To date all realized MDI QKD systems have relied on attenuated laser pulses assisted by the decoy state analysis to exchange qubits and generate a secure key [XM05]. This has the advantage that inexpensive and reliable off the shelf components can be used, however, the decoy state analysis results in a rather large post-processing overhead. Moreover, for typical values of the security parameter the bound that the decoy state analysis provides is only statistically significant for very large raw key data sets. If the acquisition time is limited, e.g. duration of a satellite fly-over, then the decoy state analysis will not yield secure keys with enough statistical weight. In this case pure single-photon sources are more practical. It is in principle possible to generate pure single-photons at room-temperature from a heralded source with multiplexing [MGP17]. This approach is, however, only practical if it can be developed in a compact integrated platform. Otherwise single emitter based sources are the most obvious choices for generating pure-single photons. In this category, quantum dot based sources are particularly interesting because they are solid-state based and thus (in principle) easily packaged and integrated [KDJ15, AWE17]. In addition the emission wavelengths can be tuned (either during growth or actively during operation) [PS17, JJB18] and the few GHz bandwidth is well suited for fast QKD systems including the detectors. One caveat for quantum dots is that photons emitted from different sources are not completely indistinguishable due to spectral jitter. In the worst case this can be overcome with filtering to the lifetime limited spectral linewidth. As a note, colour centres in diamond are interesting alternatives for single-emitter sources that could offer room T operation [SW18].
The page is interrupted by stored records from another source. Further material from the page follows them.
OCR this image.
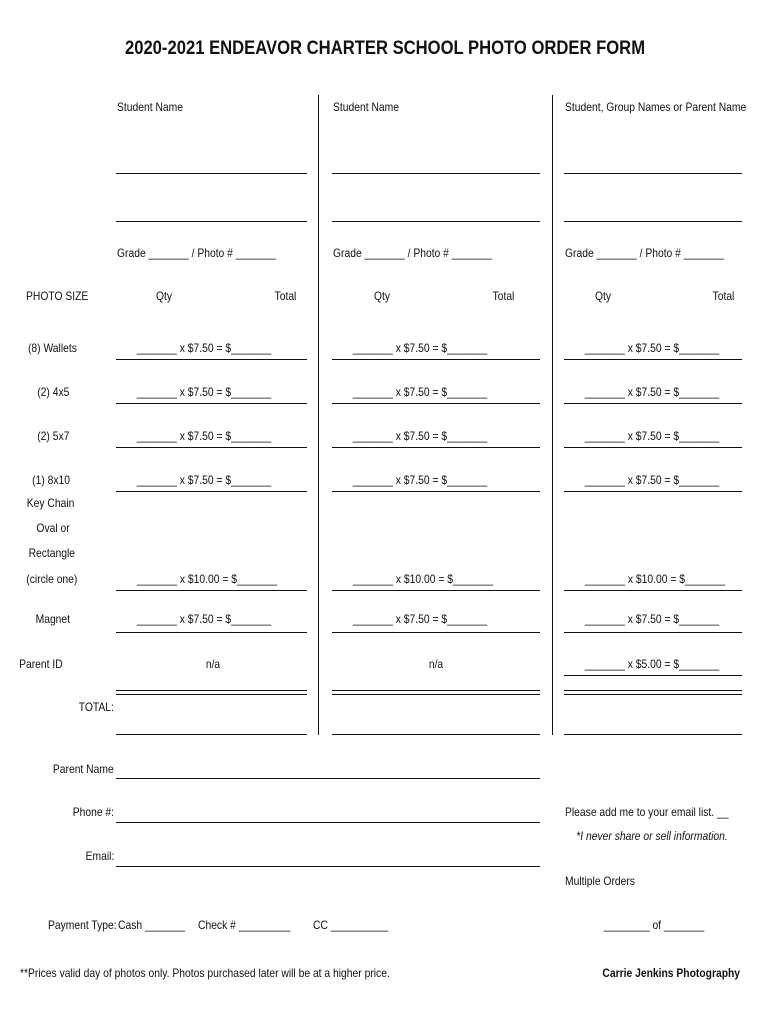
2020-2021 ENDEAVOR CHARTER SCHOOL PHOTO ORDER FORM
Student Name	Student Name	Student, Group Names or Parent Name
Grade _______ / Photo # _______	Grade _______ / Photo # _______	Grade _______ / Photo # _______
PHOTO SIZE	Qty	Total	Qty	Total	Qty	Total
(8) Wallets	_______ x $7.50 = $_______	_______ x $7.50 = $_______	_______ x $7.50 = $_______
(2) 4x5	_______ x $7.50 = $_______	_______ x $7.50 = $_______	_______ x $7.50 = $_______
(2) 5x7	_______ x $7.50 = $_______	_______ x $7.50 = $_______	_______ x $7.50 = $_______
(1) 8x10	_______ x $7.50 = $_______	_______ x $7.50 = $_______	_______ x $7.50 = $_______
Key Chain
Oval or
Rectangle
(circle one)	_______ x $10.00 = $_______	_______ x $10.00 = $_______	_______ x $10.00 = $_______
Magnet	_______ x $7.50 = $_______	_______ x $7.50 = $_______	_______ x $7.50 = $_______
Parent ID	n/a	n/a	_______ x $5.00 = $_______
TOTAL:
Parent Name
Phone #:
Email:
Please add me to your email list. __
*I never share or sell information.
Multiple Orders
________ of _______
Payment Type: Cash _______ Check # _________ CC __________
**Prices valid day of photos only. Photos purchased later will be at a higher price.	Carrie Jenkins Photography
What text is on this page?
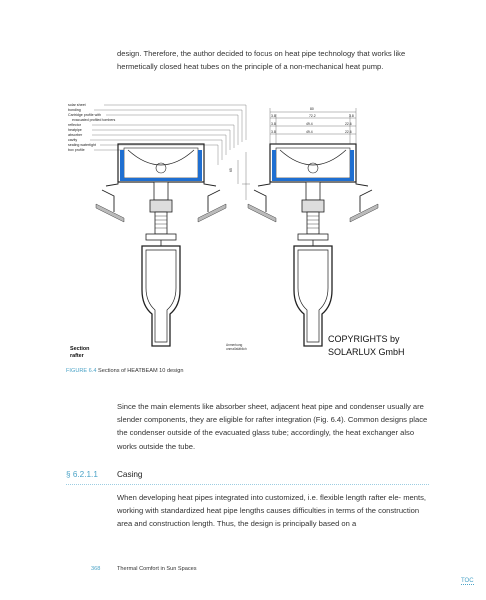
design. Therefore, the author decided to focus on heat pipe technology that works like hermetically closed heat tubes on the principle of a non-mechanical heat pump.

solar sheet
bonding
Cartridge profile with
evacuated profiled tombers
reflector
heatpipe
absorber
cavity
sealing watertight
box profile
80
3.8	72.2	3.8
3.8	49.4	22.6
3.8	49.4	22.6
65
Section
rafter
Anmerkung
unmaßstäblich
COPYRIGHTS by
SOLARLUX GmbH
FIGURE 6.4 Sections of HEATBEAM 10 design

Since the main elements like absorber sheet, adjacent heat pipe and condenser usually are slender components, they are eligible for rafter integration (Fig. 6.4). Common designs place the condenser outside of the evacuated glass tube; accordingly, the heat exchanger also works outside the tube.

§ 6.2.1.1 Casing

When developing heat pipes integrated into customized, i.e. flexible length rafter ele- ments, working with standardized heat pipe lengths causes difficulties in terms of the construction area and construction length. Thus, the design is principally based on a

368	Thermal Comfort in Sun Spaces
TOC
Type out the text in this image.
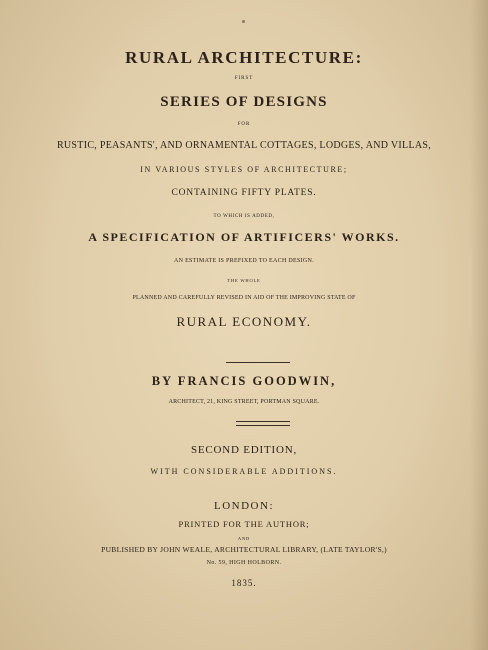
RURAL ARCHITECTURE:
FIRST
SERIES OF DESIGNS
FOR
RUSTIC, PEASANTS', AND ORNAMENTAL COTTAGES, LODGES, AND VILLAS,
IN VARIOUS STYLES OF ARCHITECTURE;
CONTAINING FIFTY PLATES.
TO WHICH IS ADDED,
A SPECIFICATION OF ARTIFICERS' WORKS.
AN ESTIMATE IS PREFIXED TO EACH DESIGN.
THE WHOLE
PLANNED AND CAREFULLY REVISED IN AID OF THE IMPROVING STATE OF
RURAL ECONOMY.
BY FRANCIS GOODWIN,
ARCHITECT, 21, KING STREET, PORTMAN SQUARE.
SECOND EDITION,
WITH CONSIDERABLE ADDITIONS.
LONDON:
PRINTED FOR THE AUTHOR;
AND
PUBLISHED BY JOHN WEALE, ARCHITECTURAL LIBRARY, (LATE TAYLOR'S,)
No. 59, HIGH HOLBORN.
1835.
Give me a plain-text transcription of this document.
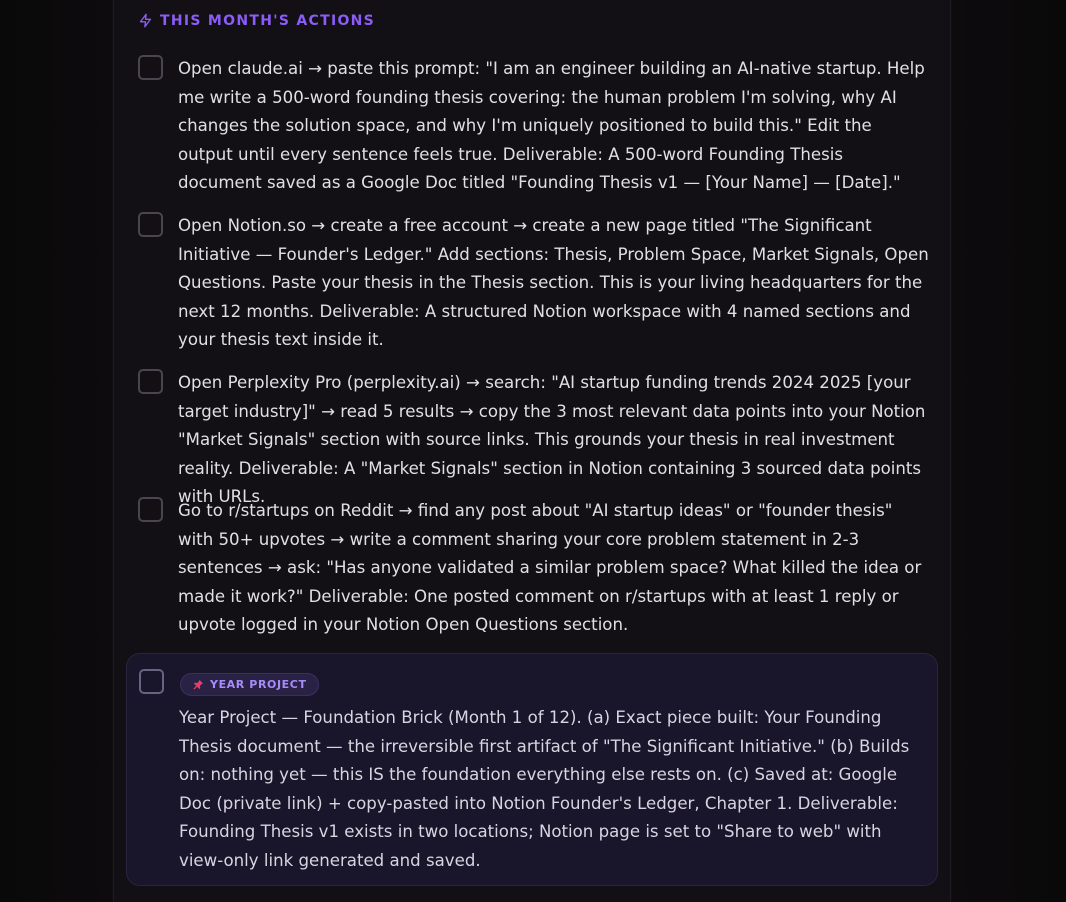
THIS MONTH'S ACTIONS
Open claude.ai → paste this prompt: "I am an engineer building an AI-native startup. Help me write a 500-word founding thesis covering: the human problem I'm solving, why AI changes the solution space, and why I'm uniquely positioned to build this." Edit the output until every sentence feels true. Deliverable: A 500-word Founding Thesis document saved as a Google Doc titled "Founding Thesis v1 — [Your Name] — [Date]."
Open Notion.so → create a free account → create a new page titled "The Significant Initiative — Founder's Ledger." Add sections: Thesis, Problem Space, Market Signals, Open Questions. Paste your thesis in the Thesis section. This is your living headquarters for the next 12 months. Deliverable: A structured Notion workspace with 4 named sections and your thesis text inside it.
Open Perplexity Pro (perplexity.ai) → search: "AI startup funding trends 2024 2025 [your target industry]" → read 5 results → copy the 3 most relevant data points into your Notion "Market Signals" section with source links. This grounds your thesis in real investment reality. Deliverable: A "Market Signals" section in Notion containing 3 sourced data points with URLs.
Go to r/startups on Reddit → find any post about "AI startup ideas" or "founder thesis" with 50+ upvotes → write a comment sharing your core problem statement in 2-3 sentences → ask: "Has anyone validated a similar problem space? What killed the idea or made it work?" Deliverable: One posted comment on r/startups with at least 1 reply or upvote logged in your Notion Open Questions section.
YEAR PROJECT
Year Project — Foundation Brick (Month 1 of 12). (a) Exact piece built: Your Founding Thesis document — the irreversible first artifact of "The Significant Initiative." (b) Builds on: nothing yet — this IS the foundation everything else rests on. (c) Saved at: Google Doc (private link) + copy-pasted into Notion Founder's Ledger, Chapter 1. Deliverable: Founding Thesis v1 exists in two locations; Notion page is set to "Share to web" with view-only link generated and saved.
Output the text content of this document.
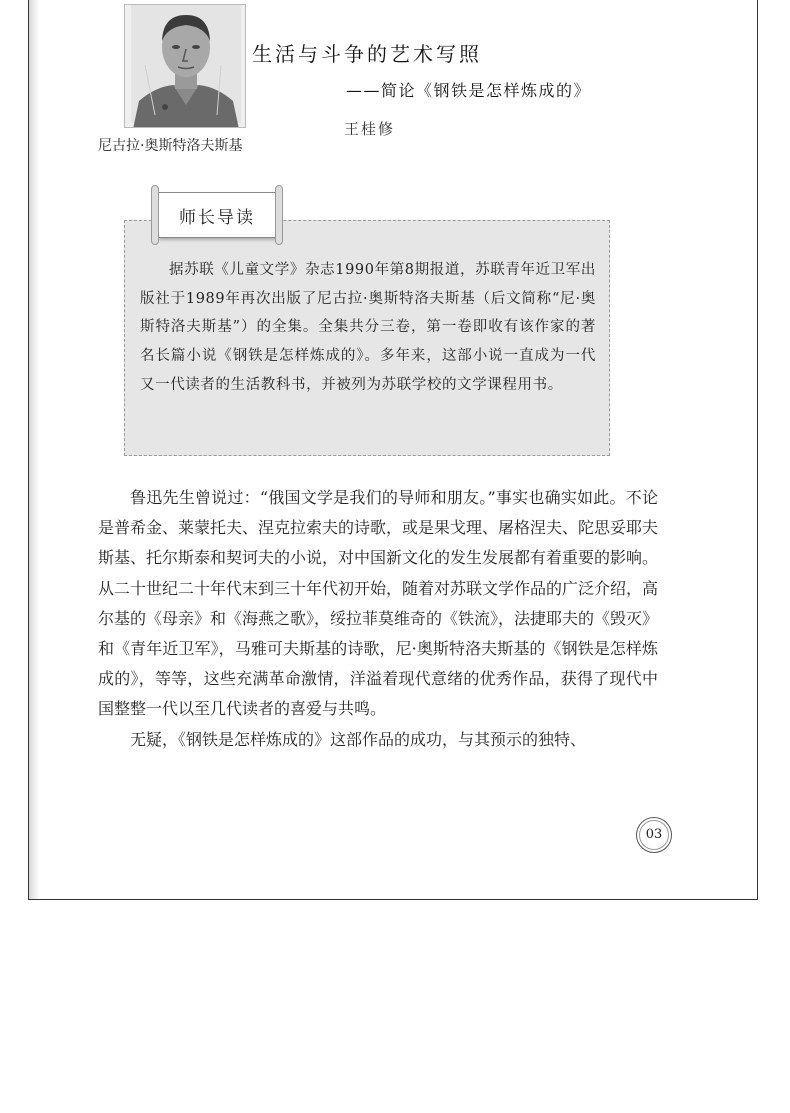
尼古拉·奥斯特洛夫斯基
生活与斗争的艺术写照
——简论《钢铁是怎样炼成的》
王桂修
师长导读
据苏联《儿童文学》杂志1990年第8期报道，苏联青年近卫军出版社于1989年再次出版了尼古拉·奥斯特洛夫斯基（后文简称“尼·奥斯特洛夫斯基”）的全集。全集共分三卷，第一卷即收有该作家的著名长篇小说《钢铁是怎样炼成的》。多年来，这部小说一直成为一代又一代读者的生活教科书，并被列为苏联学校的文学课程用书。

鲁迅先生曾说过：“俄国文学是我们的导师和朋友。”事实也确实如此。不论是普希金、莱蒙托夫、涅克拉索夫的诗歌，或是果戈理、屠格涅夫、陀思妥耶夫斯基、托尔斯泰和契诃夫的小说，对中国新文化的发生发展都有着重要的影响。从二十世纪二十年代末到三十年代初开始，随着对苏联文学作品的广泛介绍，高尔基的《母亲》和《海燕之歌》，绥拉菲莫维奇的《铁流》，法捷耶夫的《毁灭》和《青年近卫军》，马雅可夫斯基的诗歌，尼·奥斯特洛夫斯基的《钢铁是怎样炼成的》，等等，这些充满革命激情，洋溢着现代意绪的优秀作品，获得了现代中国整整一代以至几代读者的喜爱与共鸣。

无疑，《钢铁是怎样炼成的》这部作品的成功，与其预示的独特、

03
In the QCloudLab we are developing a quantum dot based MDI-QKD system in collaboration with the National Research Council of Canada for the fabrication of quantum dots. The NRC quantum dots are based on a InAsP layer embedded in InP nanowires. These quantum dots have shown very large collection efficiencies [GB14] and are currently being integrated with waveguide structures to produce single-photon emitters that could easily be transported and installed in a cryostat. Currently the optimal emission wavelength is at around 900 nm, i.e. not well suited for neither free space or fibre long-distance transmission. Thus, a proof-of-principle demonstration over shorter fibres is a first step. In parallel, quantum dot emission around 1300 nm (telecom O-band) [SH18] will be further studied with the aim of improving the collection efficiency. Finally, we will collaborate on efforts to perform frequency conversion in commercial waveguide-based non-linear crystals [AD18].